Foram entrevistadas 23.894 mulheres no pós-parto e relataram que 98,7%  tinham tido pelo menos uma consulta pré-natal, 89% tinham documentação de pelo  menos um teste de sífilis registrado nas fichas de pré-natal, mas apenas um adicional de 41% tinha sido submetido a um segundo teste. De 2011 a 2014, a OPAS reportou  um aumento de 81% para 86% em mulheres infectadas com sífilis que tinham  documentação de tratamento adequado, embora ainda estivesse abaixo de sua meta  de 95% (BELUSSO, et al, 2023). 

Portanto, não é surpreendente que a sífilis congênita continue a ser um grande  problema no Brasil e no resto das Américas. Além da identificação de mulheres  grávidas infectadas, o tratamento oportuno é obrigatório para prevenção da sífilis  congênita. Em locais onde o acompanhamento é incerto ou difícil, o teste rápido de  sífilis point-of-care deve ser feito de modo a que as mulheres sejam tratadas no local  e sem demora. Além disso, o teste sorológico e o tratamento presuntivo do parceiro  sexual são essenciais para evitar a infecção e a transmissão para o feto (COELHO et  al., 2022). 

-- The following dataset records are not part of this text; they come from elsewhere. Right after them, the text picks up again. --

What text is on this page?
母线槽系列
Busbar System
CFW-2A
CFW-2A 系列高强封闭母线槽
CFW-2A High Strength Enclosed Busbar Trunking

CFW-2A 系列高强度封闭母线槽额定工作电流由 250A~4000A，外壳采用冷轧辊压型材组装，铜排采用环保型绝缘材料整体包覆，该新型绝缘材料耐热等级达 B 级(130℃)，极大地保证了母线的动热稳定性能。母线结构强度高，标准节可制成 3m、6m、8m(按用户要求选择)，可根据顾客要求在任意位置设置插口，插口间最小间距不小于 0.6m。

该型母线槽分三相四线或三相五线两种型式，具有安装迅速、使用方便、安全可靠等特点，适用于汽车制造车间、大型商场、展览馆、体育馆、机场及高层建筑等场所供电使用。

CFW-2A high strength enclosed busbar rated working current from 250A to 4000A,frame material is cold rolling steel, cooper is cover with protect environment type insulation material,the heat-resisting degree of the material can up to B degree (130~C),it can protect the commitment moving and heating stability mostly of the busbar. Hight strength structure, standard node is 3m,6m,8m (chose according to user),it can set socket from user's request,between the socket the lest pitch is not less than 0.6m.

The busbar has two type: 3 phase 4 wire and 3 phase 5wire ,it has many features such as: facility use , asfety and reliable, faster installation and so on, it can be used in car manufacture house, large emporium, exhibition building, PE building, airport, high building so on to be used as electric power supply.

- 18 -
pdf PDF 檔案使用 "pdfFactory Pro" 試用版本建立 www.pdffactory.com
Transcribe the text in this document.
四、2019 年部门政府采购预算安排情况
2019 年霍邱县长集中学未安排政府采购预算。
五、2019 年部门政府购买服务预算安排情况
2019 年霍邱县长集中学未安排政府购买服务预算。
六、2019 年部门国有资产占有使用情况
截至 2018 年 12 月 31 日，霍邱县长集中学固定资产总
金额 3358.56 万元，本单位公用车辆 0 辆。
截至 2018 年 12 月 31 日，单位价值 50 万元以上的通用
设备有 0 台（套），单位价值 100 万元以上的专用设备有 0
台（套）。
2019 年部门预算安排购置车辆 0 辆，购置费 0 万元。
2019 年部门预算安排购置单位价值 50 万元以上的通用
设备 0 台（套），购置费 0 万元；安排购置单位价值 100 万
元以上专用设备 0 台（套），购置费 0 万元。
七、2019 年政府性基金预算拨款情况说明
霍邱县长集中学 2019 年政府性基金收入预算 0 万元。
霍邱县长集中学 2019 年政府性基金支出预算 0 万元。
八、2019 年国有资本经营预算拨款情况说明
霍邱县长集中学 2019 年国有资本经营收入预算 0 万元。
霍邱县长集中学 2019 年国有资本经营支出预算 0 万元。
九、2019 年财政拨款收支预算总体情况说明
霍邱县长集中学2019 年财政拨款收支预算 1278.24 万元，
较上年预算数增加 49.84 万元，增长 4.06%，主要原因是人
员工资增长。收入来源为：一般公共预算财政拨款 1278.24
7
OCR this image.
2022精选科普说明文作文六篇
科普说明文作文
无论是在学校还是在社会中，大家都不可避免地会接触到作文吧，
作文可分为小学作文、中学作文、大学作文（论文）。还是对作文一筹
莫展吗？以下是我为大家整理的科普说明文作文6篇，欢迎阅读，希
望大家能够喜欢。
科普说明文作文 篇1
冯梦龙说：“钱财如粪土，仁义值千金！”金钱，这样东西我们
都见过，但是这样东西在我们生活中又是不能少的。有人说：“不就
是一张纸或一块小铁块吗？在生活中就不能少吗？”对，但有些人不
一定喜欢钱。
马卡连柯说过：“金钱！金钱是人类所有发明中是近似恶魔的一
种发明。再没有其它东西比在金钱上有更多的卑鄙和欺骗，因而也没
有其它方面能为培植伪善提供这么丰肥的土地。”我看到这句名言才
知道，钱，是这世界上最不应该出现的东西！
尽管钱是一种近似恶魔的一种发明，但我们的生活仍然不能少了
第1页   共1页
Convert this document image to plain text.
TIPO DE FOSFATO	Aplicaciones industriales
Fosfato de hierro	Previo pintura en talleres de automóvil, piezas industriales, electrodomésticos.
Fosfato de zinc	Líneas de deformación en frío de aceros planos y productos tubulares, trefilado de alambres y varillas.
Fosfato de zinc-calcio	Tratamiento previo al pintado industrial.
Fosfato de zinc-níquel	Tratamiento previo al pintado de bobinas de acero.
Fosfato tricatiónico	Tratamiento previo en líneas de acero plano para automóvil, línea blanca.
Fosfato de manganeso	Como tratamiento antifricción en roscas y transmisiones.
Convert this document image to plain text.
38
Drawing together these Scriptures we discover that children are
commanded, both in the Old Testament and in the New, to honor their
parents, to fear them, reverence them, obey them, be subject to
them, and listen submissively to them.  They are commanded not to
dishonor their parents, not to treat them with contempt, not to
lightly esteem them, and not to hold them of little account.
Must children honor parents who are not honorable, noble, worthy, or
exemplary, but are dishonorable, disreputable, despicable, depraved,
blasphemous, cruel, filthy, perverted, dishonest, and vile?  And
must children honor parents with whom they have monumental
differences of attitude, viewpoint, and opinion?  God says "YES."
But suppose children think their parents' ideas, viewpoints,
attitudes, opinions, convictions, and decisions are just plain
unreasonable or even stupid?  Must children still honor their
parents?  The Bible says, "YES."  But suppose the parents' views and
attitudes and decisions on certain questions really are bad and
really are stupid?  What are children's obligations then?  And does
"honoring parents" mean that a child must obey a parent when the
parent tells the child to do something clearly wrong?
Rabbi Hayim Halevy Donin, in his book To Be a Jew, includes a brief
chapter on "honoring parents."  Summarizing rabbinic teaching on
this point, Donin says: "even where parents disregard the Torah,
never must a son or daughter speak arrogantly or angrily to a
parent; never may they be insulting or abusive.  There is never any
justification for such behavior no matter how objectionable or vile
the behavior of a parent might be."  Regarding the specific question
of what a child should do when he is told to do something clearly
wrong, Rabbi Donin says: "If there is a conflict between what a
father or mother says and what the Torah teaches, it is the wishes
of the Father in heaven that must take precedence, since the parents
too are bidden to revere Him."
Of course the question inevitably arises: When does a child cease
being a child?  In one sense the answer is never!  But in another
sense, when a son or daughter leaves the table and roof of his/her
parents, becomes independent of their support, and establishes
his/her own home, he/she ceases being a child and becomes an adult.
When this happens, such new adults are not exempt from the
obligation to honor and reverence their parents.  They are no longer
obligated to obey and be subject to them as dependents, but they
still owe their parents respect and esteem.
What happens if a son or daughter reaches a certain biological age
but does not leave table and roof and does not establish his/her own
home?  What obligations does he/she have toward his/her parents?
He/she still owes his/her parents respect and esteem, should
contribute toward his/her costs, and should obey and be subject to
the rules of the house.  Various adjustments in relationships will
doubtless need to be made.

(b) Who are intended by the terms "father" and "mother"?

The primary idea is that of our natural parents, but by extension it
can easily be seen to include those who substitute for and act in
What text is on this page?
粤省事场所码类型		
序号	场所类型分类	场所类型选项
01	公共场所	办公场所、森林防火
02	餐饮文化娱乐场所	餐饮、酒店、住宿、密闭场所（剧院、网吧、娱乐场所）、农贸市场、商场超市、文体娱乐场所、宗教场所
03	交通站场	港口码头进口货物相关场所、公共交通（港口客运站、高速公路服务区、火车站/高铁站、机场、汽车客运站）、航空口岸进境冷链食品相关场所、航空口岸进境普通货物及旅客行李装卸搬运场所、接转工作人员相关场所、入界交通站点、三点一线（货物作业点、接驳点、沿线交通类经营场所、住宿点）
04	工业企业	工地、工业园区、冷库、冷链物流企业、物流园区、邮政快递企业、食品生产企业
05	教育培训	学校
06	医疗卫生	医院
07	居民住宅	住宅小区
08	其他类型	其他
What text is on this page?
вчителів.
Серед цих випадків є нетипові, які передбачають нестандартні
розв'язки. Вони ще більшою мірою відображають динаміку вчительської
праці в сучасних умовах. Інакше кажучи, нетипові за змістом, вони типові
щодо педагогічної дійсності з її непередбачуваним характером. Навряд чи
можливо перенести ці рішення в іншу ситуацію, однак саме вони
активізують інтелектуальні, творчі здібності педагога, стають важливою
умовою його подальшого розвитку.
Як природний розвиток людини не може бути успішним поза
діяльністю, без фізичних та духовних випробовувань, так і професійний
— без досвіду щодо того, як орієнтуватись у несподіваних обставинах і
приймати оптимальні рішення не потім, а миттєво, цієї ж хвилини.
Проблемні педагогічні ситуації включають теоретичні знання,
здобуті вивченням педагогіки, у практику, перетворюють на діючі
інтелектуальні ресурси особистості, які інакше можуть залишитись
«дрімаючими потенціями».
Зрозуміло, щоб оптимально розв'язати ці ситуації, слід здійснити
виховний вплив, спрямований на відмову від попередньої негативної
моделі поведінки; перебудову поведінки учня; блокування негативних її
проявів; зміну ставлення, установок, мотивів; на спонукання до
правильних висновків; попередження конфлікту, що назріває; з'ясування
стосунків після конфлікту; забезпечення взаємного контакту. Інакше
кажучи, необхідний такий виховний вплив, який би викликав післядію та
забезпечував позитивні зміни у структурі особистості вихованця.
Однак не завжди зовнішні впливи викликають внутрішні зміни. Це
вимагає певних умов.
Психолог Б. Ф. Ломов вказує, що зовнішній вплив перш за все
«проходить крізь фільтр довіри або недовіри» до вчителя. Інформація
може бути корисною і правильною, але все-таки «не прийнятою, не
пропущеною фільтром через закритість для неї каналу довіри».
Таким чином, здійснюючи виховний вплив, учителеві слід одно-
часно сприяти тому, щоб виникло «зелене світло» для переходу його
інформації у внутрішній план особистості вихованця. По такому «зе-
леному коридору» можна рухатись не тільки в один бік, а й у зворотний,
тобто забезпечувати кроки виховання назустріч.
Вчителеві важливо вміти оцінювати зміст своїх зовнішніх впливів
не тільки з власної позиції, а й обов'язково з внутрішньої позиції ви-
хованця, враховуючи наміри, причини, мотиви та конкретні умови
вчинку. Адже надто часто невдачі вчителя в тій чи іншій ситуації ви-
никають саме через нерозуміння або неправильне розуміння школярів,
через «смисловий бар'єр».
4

No Brasil, estima-se que apenas 12% dos parceiros sexuais recebam  tratamento para a sífilis, certamente uma falha da infraestrutura de saúde pública, já  que o rastreamento de contato e tratamento é o principal método de controle da  transmissão da sífilis nas comunidades. Penicilina G é o único agente antimicrobiano  eficaz conhecido para prevenir a transmissão vertical da sífilis e tratamento da  infecção fetal. As mulheres grávidas devem receber o esquema de tratamento com  penicilina adequado para o estágio da infecção e se qualquer dose da terapia não for  administrada para a sífilis latente, o esquema completo de tratamento deve ser  repetido. As mulheres grávidas que têm um histórico de alergia à penicilina devem ser  dessensibilizadas e tratadas com penicilina. Infelizmente, o diagnóstico de sífilis  congênita continua a ser um problema devido à incapacidade de se detectar ou cultivar  Treponema pallidum em amostras clínicas (SANTOS et al.,2020). 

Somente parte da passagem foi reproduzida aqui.